The late Cardinal Winning, who I got to know well when I was working as a journalist in Glasgow, was very interesting on this topic.
He believed his key task was to increase his church’s influence in the secular world, and the political world in particular. One of his critics (and there were many of them)told me that he had become obsessed with issues of secular influence to the extent that he could no longer be regarded as any kind of pastor. At the time this seemed nonsensical, but looking back I can see some truth in it. Winning was a determined and doughty champion of his church, particularly when he was Archbishop of Glasgow; when he was elevated to cardinal he became more aloof. He was a man who attended to issues he thought might benefit (or hurt) his church with intensive dedication. An example was his exceptionally thorough, and initially highly sceptical, examination of all the evidence before he finally sanctioned the sainthood of the seventeenth-century martyr John Ogilvie. This was after a Glasgow man, John Fagan, who was undoubtedly terminally ill, made an apparently miraculous recovery when his family prayed to Ogilvie.
As this piece is appearing in a review of books I must note that through the twentieth century Scotland’s great writers have often seemed obsessed, and sometimes deeply angered, by aspects of Scottish Christianity. The book that is now widely regarded as the best Scottish novel of the century, Grassic Gibbon’s Sunset Song, is notable for its consistent, scathing mockery of the Kirk. Various eminent Scottish writers felt driven to convert to Catholicism. In particular I’d mention Muriel Spark, George Mackay Brown and that fierce and much underrated novelist Fionn MacColla. Bruce does not discuss them. He does mention John Buchan’s Mr Standfast, but this is an inferior novel to Buchan’s historical novel Witch Wood, which is surely the greatest fictive assault on Scottish Calvinism written in the last hundred years.

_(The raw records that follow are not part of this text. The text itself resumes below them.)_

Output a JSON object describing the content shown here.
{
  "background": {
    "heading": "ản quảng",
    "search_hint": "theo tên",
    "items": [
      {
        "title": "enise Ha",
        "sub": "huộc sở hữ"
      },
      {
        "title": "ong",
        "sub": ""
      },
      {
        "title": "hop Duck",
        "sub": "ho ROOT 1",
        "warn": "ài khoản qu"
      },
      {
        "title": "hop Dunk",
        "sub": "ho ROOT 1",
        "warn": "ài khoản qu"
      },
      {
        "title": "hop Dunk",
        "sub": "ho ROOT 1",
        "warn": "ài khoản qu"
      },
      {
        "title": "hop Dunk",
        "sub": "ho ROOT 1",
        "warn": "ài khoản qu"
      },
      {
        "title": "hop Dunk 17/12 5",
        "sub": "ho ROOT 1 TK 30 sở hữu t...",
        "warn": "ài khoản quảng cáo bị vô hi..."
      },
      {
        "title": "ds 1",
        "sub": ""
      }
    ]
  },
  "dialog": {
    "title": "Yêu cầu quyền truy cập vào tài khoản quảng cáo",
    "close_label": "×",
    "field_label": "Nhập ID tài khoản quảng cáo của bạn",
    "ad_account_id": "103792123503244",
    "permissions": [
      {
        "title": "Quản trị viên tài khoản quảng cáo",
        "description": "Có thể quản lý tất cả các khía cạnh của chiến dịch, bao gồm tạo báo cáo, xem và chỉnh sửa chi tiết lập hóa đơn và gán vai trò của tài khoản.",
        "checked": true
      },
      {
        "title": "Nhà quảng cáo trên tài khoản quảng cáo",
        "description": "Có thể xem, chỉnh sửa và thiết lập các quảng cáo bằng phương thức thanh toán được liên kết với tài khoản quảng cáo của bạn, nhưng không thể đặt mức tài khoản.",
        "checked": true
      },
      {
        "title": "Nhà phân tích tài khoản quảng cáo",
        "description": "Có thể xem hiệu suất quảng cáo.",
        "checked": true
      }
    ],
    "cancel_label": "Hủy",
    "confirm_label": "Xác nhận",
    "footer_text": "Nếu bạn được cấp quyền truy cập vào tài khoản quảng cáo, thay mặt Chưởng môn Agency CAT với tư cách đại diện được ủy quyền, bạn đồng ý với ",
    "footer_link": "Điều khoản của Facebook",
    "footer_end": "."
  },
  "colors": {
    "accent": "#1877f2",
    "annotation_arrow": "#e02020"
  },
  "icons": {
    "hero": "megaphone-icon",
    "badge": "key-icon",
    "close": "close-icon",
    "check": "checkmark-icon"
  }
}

Scottish Gods has many merits. The chapter on Scottish Muslims is a masterpiece of sympathetic yet trenchant concision. Bruce cogently concludes that the greatest impact of Islam in Scotland has been to hasten secularism. Overall, however, this is something of a ‘bits and pieces’ book; a series of insightful reflections, presented in a most winsome style. We still await a comprehensive, authoritative account of all aspects of Scotland’s problematic religious century. Perhaps this would require a team effort, by a group of academics, clerics and informed lay folk.